FARC Y ELN: ¿caminos convergentes?

8:13

Estamos ante un hecho que ya marca todo el proceso en curso: cada insurgencia impuso su hora, su ritmo, sus particularidades al momento de adelantar conversaciones con el gobierno con miras a la terminación del conflicto interno armado. 

Por: Luis I. Sandoval / El Espectador.

Nadie puede condicionar o constreñir el camino que quiera y decida seguir cada agrupamiento que viene a la vida civil. Los nueve agrupamientos guerrilleros que hicieron la paz en los 90 escogieron muy diversos caminos para realizar sus aspiraciones.
Si se reconoce el derecho a escoger opción y hacer propuestas políticas a quienes vienen a la vida civil, ellos a su vez han de reconocer y respetar el derecho de otros actores curtidos en la lucha democrática civilista a hacer propuestas para el encausamiento de fuerzas del rico espacio alternativo. No puede ser por imposición sino por encuentro de experiencias, proyectos y expectativas que se despeje el camino del entendimiento.

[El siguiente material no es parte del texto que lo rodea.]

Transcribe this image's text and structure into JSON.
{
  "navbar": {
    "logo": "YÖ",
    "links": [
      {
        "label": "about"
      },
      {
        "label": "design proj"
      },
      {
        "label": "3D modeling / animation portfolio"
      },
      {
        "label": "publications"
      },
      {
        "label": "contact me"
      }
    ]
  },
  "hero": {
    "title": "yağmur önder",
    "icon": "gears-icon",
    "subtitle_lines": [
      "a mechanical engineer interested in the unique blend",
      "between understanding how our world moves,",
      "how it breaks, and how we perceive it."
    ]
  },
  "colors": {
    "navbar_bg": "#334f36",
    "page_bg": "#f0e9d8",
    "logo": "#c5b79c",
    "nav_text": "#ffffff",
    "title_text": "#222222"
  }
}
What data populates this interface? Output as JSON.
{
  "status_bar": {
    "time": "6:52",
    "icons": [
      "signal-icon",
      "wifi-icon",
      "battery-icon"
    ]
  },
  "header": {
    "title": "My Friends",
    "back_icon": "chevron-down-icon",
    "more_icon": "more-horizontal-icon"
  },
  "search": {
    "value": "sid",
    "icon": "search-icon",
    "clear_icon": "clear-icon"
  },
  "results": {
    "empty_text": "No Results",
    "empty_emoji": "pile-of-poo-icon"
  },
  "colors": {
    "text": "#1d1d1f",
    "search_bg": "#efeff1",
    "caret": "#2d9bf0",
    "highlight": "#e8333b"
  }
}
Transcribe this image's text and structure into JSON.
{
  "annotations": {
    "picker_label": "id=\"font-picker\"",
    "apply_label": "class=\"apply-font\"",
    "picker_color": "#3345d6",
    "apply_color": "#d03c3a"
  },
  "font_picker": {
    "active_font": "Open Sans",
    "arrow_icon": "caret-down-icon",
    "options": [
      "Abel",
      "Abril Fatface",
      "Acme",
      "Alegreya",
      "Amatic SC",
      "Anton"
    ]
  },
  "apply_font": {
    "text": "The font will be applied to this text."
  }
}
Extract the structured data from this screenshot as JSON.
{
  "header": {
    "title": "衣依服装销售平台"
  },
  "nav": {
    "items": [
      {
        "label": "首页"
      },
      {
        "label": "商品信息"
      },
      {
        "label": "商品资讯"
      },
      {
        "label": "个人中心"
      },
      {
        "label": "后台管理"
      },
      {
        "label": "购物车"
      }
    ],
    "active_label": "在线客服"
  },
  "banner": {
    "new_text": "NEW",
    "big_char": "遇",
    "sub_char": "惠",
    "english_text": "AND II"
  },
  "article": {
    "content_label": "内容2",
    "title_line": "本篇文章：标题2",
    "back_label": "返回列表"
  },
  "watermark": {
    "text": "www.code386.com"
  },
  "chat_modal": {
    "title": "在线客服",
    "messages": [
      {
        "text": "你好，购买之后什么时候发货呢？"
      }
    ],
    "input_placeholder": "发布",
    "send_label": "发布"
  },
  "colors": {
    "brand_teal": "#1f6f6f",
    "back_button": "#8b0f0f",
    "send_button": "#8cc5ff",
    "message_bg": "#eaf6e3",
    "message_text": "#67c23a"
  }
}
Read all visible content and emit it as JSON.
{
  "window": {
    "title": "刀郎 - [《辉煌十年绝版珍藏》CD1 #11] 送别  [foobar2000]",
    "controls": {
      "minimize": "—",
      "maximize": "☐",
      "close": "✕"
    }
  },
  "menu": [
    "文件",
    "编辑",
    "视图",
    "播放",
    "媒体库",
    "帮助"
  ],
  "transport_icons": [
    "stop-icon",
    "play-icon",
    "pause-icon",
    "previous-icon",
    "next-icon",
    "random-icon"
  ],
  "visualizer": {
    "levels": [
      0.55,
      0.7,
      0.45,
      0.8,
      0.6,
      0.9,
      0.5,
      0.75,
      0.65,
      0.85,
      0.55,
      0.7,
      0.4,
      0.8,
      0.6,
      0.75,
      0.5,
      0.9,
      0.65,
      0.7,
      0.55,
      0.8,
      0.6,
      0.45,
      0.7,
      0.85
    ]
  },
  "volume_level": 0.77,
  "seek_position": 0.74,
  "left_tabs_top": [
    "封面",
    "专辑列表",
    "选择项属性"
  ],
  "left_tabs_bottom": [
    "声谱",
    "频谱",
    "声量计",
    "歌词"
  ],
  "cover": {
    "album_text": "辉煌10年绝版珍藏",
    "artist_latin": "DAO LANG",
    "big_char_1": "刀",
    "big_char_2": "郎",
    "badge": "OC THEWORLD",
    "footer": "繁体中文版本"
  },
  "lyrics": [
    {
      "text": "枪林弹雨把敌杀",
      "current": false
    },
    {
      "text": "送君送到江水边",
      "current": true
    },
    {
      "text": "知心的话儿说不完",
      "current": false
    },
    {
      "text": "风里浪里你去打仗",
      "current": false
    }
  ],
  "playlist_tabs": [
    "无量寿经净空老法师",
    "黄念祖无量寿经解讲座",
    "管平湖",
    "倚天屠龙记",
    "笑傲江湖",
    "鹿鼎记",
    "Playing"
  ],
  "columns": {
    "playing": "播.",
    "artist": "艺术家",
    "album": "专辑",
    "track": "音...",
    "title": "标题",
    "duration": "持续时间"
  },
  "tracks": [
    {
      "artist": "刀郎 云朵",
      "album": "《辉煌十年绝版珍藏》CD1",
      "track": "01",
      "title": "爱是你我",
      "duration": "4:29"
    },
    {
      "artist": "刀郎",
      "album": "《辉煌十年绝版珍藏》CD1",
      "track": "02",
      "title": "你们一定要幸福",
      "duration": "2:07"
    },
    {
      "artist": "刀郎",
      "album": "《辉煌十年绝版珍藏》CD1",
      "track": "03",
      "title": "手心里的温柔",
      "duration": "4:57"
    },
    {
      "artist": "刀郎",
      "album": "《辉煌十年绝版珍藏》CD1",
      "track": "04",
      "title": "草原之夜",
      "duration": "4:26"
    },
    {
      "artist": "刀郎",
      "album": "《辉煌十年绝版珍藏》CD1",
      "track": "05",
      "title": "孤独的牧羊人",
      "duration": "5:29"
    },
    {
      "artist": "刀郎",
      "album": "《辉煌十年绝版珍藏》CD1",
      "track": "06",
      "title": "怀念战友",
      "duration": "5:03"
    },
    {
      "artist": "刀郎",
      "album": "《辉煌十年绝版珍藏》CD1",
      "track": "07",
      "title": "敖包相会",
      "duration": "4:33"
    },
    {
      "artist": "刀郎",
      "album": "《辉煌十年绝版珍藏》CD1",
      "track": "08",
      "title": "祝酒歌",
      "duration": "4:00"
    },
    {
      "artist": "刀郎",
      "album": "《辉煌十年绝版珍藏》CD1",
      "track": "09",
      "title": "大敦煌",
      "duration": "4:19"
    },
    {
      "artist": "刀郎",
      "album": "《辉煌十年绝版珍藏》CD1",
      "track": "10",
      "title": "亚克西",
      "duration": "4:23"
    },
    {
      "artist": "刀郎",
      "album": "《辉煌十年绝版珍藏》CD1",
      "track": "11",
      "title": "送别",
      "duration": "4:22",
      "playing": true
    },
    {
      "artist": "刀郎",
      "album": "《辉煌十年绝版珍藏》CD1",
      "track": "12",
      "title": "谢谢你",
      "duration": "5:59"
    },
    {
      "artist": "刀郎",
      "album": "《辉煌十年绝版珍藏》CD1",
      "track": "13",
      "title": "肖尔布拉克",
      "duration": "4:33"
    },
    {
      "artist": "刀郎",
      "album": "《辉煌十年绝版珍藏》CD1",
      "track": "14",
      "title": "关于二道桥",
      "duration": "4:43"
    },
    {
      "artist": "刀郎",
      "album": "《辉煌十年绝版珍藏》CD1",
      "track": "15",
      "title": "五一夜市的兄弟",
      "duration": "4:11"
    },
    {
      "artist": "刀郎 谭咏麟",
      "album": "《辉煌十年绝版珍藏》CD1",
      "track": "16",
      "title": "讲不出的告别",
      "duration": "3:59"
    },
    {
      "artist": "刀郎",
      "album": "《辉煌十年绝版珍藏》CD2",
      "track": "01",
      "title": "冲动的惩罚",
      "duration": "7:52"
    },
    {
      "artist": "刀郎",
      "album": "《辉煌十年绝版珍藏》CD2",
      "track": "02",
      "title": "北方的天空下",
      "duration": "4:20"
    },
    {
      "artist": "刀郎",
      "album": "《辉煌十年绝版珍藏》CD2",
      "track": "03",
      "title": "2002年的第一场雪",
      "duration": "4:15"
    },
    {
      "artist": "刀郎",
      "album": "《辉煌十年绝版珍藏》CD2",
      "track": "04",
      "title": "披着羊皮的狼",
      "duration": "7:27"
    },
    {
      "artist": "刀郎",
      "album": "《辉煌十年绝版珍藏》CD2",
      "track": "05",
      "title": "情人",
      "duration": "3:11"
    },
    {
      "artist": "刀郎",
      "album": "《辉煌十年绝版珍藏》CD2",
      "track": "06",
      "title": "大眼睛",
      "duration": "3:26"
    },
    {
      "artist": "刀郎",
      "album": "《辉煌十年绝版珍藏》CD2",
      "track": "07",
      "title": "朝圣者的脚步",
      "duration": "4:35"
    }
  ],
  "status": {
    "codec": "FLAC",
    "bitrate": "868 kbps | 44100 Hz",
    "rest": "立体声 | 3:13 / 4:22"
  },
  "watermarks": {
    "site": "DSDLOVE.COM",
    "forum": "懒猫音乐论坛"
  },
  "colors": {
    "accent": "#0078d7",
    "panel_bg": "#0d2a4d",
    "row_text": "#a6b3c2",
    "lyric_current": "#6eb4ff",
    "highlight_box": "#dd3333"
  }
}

El gran diálogo entre fuerzas alternativas está por abrirse.
Ello resulta tanto más necesario en cuanto en este universo complejo de las fuerzas alternativas no solo tienen presencia y fuerza de aglutinación las familias comunista y camilista sino que también existe con capacidades reales de iniciativa y movilización un amplio conjunto de expresiones sociales y políticas que se caracteriza por una postura de civilismo y democracia radical la cual se perfila con nitidez por lo menos hace una década.
Se revelan el civilismo y democracia radical en muchos episodios de la movilización ciudadana por la salida política, incluida la iniciativa del Mandato Ciudadano por la Paz que obtuvo 10 millones de votos en octubre de 1997, el ejercicio de constituyentes municipales desde la primera en Mogotes, cerca de 200 entre 1997 y 2007, la multiplicación de comunidades y territorios de paz, la cristalización en 2005 del proyecto político del Polo Democrático Alternativo que adoptó un ideario de unidad rotundamente civilista y un programa de transformaciones democráticas, la postura del movimiento indígena del Cauca de adelantar grandes acciones comunitarias para desalojar de su territorio a los actores armados de todo tipo, las redes de paz y organizaciones pro ciudadanía activa que hace pocos días tomaron la iniciativa de realizar un Encuentro Nacional de Paz (22 y 23 de julio) con amplia participación de partidarios de la salida política del conflicto armado, algunos de ellos con presencia en las Comisiones de Paz de Cámara y Senado, e inclusive sectores del empresariado. Búsqueda de caminos plenamente valida.
Familia comunista, familia camilista y familia civilista tienen hoy la enorme responsabilidad de desatar un proceso de articulación efectiva que ponga en el escenario del pos acuerdo una fuerza nueva muy amplia capaz de crear una realidad política cualitativa y estructuralmente diferente a la que ha predominado durante 50 años de guerra.
De ahí la importancia de la incentivación a la construcción de movimiento social de paz que adelantan al presente las Plataformas Frente Amplio por la Paz, Clamor Social por la Paz, Cumbre Agraria, Étnica, Campesina y Popular en asocio con otros actores e iniciativas de paz y la definitiva contribución de las comunidades de fe que trabajan en la cultura de la reconciliación.
En algunos meses las FARC y el ELN habrán firmado acuerdos para la terminación del conflicto interno armado. ¿Qué va a ocurrir entonces? ¿Cómo va a reconfigurarse el paisaje político? ¿Habrá articulación, o bi-furcación, o pluri-furcación de las fuerzas alternativas?